Head of Clinical Development Operations (CDO) (Senior Director/ Vice President) is responsible for leading the CDO organization in development strategy and operations. This individual will oversee development operations functions including Clinical Trial Strategy and Execution and Vendor Governance. He/she is accountable for budget planning, resource management, innovation, and process improvement and for identifying and mitigating risks for development operations activities across the company’s portfolio.

HOW YOU’LL FLY

You’ll help to bring more patients their bluebird days by:
• Provide leadership, strategic oversight, and guidance to CDO staff to ensure quality, timeline, resources, and budget goals are met
• Participate in and contribute to cross-functional strategic discussions pertaining to the clinical development plan and study protocols
• Effectively interact with senior members in other functional areas for strategic planning to ensure optimized clinical development operations in accordance with corporate objectives
• Ensures high standards in clinical activities for compliance with company SOPs, ICH-GCP guidelines, regulatory authority regulations and patient safety standards
• Represents CDO and provides updates to the Executive Team, Project Teams, and other key stakeholders
• Provides support for regulatory submissions including timeline planning, data preparation, document review, inspection readiness, post-submission queries, and advisory committees
• Provides guidance to CTSE staff in support of clinical trial and registry study execution, biometrics staff in support of study design and analysis, data management staff in support of data collection and review
• Provides strategic oversight in the selection, management and governance of clinical trial/registry study vendors
• Leads change in the organization to continuously adapt to a dynamic and growth environment

WHAT YOU’LL BRING

You’re the bird we’re looking for if you have:

• Bachelor’s degree minimally required. Advanced degree such as MS, MBA, MPH or PhD highly preferred
• 12+ years of clinical development experience in biotech or pharmaceutical industry
• Experience in gene therapy or rare disease preferred
• Deep knowledge of GCPs governing the conduct of clinical trials; working knowledge of FDA and EMA Regulations and ICH Guidelines
• Extensive experience across all phases of clinical trials and registry studies
• Experience in developing SOPs and building infrastructure
• Strong cross functional leadership skills; demonstrated ability to lead, manage performance, mentor and build development operations teams
• Ability to work collaboratively as part of a cross-functional development team in a dynamic environment
• Must be self-motivated, highly organized, detail-oriented and able to multi-task, delivering high quality work
• Excellent oral and written communication skills, including the ability to present information and lead effective meetings
• Be ready to embrace the principles of the bluebird bio culture: b colorful, b cooperative, and b yourself

Compensation & Benefits 

We offer a total compensation and rewards package that ranks among the best in our industry.

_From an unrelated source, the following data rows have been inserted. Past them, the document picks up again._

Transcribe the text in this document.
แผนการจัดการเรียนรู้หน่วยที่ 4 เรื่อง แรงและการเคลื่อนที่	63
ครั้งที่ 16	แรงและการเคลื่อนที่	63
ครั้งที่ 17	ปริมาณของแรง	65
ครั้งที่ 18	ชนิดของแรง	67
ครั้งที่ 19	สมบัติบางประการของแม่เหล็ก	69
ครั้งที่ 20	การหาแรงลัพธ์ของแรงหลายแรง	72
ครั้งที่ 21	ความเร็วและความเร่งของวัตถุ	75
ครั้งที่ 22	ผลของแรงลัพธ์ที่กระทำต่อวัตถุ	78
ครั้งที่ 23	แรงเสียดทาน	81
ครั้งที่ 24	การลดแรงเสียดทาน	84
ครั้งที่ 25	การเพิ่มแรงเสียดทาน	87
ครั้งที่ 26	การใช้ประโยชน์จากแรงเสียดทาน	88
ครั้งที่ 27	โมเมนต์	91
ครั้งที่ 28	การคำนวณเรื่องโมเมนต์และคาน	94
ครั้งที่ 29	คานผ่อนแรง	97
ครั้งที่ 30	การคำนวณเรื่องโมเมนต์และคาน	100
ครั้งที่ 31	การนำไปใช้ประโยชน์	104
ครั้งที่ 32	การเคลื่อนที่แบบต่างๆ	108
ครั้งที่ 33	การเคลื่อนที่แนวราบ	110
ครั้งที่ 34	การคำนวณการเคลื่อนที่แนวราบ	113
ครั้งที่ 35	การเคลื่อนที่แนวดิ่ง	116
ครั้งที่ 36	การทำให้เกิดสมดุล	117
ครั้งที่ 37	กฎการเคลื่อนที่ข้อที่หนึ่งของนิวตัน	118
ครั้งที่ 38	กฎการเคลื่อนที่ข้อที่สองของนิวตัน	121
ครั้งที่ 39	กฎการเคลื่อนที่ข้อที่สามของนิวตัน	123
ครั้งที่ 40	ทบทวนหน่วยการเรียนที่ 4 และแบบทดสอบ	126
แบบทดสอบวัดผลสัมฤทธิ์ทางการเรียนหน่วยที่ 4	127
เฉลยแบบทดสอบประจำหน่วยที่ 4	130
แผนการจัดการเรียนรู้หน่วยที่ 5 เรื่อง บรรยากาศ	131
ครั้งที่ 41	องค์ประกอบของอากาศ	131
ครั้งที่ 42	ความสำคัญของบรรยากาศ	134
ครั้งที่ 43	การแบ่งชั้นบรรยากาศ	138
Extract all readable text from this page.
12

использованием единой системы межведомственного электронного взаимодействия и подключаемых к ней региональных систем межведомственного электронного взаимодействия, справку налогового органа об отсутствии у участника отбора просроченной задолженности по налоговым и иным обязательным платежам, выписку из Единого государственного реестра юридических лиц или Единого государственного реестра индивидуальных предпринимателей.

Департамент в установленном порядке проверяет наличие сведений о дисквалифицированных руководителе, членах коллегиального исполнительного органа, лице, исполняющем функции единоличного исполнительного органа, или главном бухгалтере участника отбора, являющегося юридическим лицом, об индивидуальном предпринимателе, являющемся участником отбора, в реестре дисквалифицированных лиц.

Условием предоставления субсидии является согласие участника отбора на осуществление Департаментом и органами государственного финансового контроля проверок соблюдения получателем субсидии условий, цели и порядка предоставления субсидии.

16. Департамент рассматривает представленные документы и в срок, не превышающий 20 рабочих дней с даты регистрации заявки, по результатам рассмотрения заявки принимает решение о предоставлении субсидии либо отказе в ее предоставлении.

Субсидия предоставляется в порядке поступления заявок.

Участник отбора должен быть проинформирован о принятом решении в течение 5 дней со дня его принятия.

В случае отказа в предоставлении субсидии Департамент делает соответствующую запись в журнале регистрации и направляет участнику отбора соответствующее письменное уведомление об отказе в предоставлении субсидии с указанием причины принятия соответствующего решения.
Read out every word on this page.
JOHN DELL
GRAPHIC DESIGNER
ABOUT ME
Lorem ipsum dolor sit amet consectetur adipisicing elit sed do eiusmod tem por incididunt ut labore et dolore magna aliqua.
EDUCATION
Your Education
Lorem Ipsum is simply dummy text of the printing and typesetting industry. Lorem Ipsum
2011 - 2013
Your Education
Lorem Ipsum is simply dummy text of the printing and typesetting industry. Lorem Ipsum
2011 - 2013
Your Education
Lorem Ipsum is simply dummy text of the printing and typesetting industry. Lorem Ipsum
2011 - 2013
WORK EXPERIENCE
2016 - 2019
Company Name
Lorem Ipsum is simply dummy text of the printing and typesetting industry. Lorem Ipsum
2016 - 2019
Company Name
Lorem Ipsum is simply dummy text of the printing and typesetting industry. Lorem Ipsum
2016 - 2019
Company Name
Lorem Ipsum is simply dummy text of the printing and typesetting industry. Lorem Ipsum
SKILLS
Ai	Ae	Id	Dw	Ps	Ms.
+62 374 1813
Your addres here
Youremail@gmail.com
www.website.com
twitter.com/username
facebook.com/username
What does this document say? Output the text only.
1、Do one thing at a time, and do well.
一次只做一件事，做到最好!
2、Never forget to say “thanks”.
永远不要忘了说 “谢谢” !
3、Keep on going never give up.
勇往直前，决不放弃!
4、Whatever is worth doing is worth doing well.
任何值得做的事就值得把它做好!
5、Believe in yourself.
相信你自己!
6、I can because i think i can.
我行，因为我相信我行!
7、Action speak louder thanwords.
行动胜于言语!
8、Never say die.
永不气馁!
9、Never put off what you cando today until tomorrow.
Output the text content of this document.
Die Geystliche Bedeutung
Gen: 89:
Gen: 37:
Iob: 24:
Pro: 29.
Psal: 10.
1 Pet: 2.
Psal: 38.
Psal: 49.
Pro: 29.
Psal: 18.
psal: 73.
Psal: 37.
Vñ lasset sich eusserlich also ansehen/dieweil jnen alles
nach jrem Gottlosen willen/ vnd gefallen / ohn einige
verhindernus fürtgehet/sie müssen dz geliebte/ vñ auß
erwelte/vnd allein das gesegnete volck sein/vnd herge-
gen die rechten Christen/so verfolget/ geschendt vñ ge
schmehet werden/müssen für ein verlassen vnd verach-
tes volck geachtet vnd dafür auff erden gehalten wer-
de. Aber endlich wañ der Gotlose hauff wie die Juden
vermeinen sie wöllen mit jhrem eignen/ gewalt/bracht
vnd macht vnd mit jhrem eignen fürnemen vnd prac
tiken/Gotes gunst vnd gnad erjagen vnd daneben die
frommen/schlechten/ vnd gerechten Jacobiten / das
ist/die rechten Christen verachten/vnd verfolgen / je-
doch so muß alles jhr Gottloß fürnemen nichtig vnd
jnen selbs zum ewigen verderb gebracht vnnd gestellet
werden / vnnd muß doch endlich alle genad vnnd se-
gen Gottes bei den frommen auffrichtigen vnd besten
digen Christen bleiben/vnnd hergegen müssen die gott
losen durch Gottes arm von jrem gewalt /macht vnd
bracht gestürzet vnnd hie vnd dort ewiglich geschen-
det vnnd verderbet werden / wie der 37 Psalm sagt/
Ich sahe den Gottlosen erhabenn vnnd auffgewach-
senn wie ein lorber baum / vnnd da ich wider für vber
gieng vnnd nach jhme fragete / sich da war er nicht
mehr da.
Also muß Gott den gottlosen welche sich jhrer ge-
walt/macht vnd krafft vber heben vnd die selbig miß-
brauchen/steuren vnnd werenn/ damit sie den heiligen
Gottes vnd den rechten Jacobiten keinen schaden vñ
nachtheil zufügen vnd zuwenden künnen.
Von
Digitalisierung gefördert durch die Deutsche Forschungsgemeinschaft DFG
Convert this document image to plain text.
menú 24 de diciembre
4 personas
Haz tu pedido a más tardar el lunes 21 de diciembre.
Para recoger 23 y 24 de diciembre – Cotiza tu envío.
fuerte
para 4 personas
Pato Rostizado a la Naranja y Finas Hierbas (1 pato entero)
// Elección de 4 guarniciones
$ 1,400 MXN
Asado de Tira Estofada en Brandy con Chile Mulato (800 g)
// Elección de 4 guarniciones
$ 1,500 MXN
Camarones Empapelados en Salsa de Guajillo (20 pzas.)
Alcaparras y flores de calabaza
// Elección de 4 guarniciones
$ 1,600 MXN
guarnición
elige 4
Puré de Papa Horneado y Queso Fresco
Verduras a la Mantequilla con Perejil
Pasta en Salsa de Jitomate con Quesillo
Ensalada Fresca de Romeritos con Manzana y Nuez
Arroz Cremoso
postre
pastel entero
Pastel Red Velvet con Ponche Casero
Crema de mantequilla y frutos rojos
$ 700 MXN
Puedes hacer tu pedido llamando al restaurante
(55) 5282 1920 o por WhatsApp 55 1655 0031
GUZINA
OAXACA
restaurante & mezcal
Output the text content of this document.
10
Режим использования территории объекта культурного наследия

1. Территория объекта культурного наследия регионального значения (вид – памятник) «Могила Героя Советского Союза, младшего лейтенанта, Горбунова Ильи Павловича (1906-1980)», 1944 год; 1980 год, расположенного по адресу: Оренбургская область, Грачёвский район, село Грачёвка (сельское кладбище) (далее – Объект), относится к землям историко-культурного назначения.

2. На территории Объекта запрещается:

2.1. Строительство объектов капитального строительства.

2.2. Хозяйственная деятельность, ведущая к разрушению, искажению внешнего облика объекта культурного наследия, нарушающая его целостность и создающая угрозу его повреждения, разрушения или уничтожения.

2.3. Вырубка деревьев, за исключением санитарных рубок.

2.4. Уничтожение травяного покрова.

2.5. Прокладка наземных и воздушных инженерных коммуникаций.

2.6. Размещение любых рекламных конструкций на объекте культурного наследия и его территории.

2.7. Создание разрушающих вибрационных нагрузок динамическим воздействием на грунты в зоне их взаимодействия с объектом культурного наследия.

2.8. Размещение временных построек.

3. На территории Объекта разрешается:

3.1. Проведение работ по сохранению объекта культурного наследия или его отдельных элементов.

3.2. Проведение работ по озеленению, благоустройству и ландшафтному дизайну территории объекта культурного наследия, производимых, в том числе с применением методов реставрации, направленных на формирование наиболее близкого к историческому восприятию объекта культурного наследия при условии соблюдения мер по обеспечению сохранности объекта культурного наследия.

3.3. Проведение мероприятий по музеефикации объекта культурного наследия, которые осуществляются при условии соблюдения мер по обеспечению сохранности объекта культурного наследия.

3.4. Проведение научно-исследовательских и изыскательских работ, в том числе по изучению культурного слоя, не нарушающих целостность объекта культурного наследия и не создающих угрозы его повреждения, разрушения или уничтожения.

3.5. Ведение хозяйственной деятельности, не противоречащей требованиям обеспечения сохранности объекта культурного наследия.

Base pay is one part of our total compensation package and is determined within a range. This provides the opportunity to progress as you grow and develop within a role. The anticipated annualized salary range for this role is 240,000-285,000. Your base pay will be determined based on several factors including market data, demonstrated skills, relevant education or training, experience, qualifications, internal equity, and travel requirements. Our overall package also includes eligibility for stock, incentive bonuses, and benefit programs, a flexible time off program, as well as paid holidays, bluebird days, and a holiday shutdown in December.